Ainsi, la puéricultrice doit promouvoir une sorte d’éducation thérapeutique parentale visant à les accompagner dans la mise en place de changements acceptables dans le domaine de l’équilibre alimentaire, tout en respectant leurs valeurs, et cela dans l’intérêt de la santé de leur enfant.

LES MISSIONS COMPLÉMENTAIRES DE LA PUÉRICULTRICE

La puéricultrice peut accompagner les familles dans le domaine de l’équilibre alimentaire grâce aux nombreuses actions qu’elle mène. Comme nous avons pu le voir, la puéricultrice doit avant tout adapter ses pratiques professionnelles aux valeurs familiales pour accompagner les familles. Afin d’individualiser sa prise en charge, la puéricultrice doit s’appuyer sur ses connaissances et ses compétences pour prodiguer des conseils adaptés à chaque famille. Aussi, la puéricultrice peut utiliser les quelques outils existants pour faciliter ses explications (mesure de l’IMC, courbes de corpulences, recommandations nutritionnelles concernant les enfants issues du Programme national nutrition santé, jeu sur l’équilibre alimentaire “Les p’tits toqués”, etc.). Dans l’idéal, la puéricultrice doit tenter de conseiller les familles afin qu’elles soient elles-mêmes à l’initiative des décisions nécessaires pour rétablir l’équilibre alimentaire de leur enfant.

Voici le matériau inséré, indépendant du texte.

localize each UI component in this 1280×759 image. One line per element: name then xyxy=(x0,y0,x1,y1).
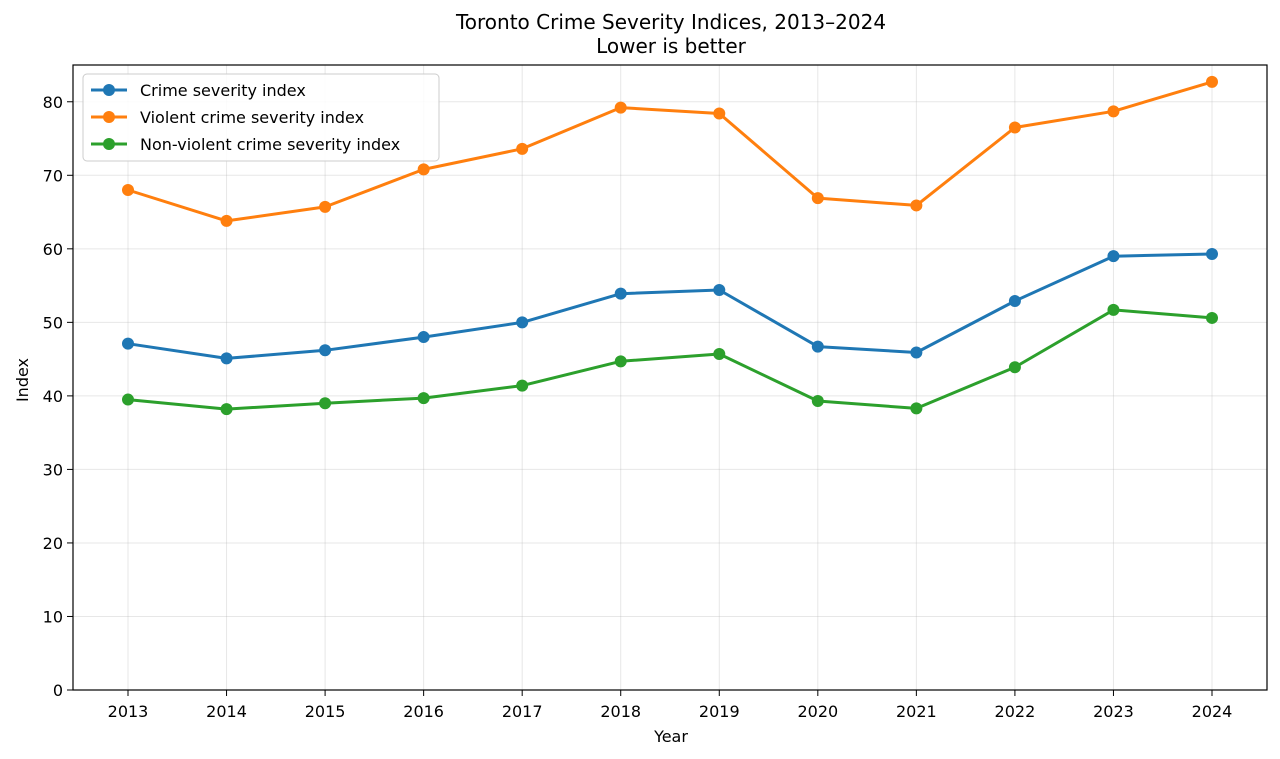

La puéricultrice a la chance de pouvoir faire appel à sa créativité dans tous les lieux d’exercice professionnel où elle peut être amenée à mettre ses compétences au profit des parents et de leurs enfants (structure hospitalière, lieux d’accueil de jeunes enfants, PMI, etc.). De plus, la puéricultrice exerce ses missions auprès d’une équipe pluridisciplinaire. Elle a alors la possibilité de travailler en collaboration avec des médecins, des diététiciens, des assistantes sociales et d’autres professionnelles de la petite enfance. Grâce à ce travail d’équipe, la puéricultrice peut en partie adapter des actions nutritionnelles à chaque famille, en prenant en compte leur culture et leur environnement. Aussi, les puéricultrices et les TISF (Technicienne en intervention sociale et familiale) du service de PMI peuvent être des alliées “de taille” dans la prise en charge nutritionnelle d’une famille. En effet, les TISF interviennent de façon préventive, afin d’éviter la dégradation des situations familiales, en complémentarité avec d’autres partenaires sociaux et médicaux. Les TISF accompagnent les familles qui rencontrent des difficultés éducatives et sociales perturbant leur vie quotidienne. Elles accomplissent alors un travail de proximité au domicile des familles en vue de leur permettre de retrouver un équilibre de vie. Par conséquence, les projets d’actions des puéricultrices de PMI peuvent être mis en œuvre avec les TISF. Cela garantit de pouvoir donner ou redonner des repères élémentaires vis-à-vis de l’enfant dans le domaine alimentaire, tout en respectant les choix éducatifs et culturels des parents. De ce fait, nous nous assurons de valoriser les compétences des parents dans les actes de la vie quotidienne en faisant avec eux.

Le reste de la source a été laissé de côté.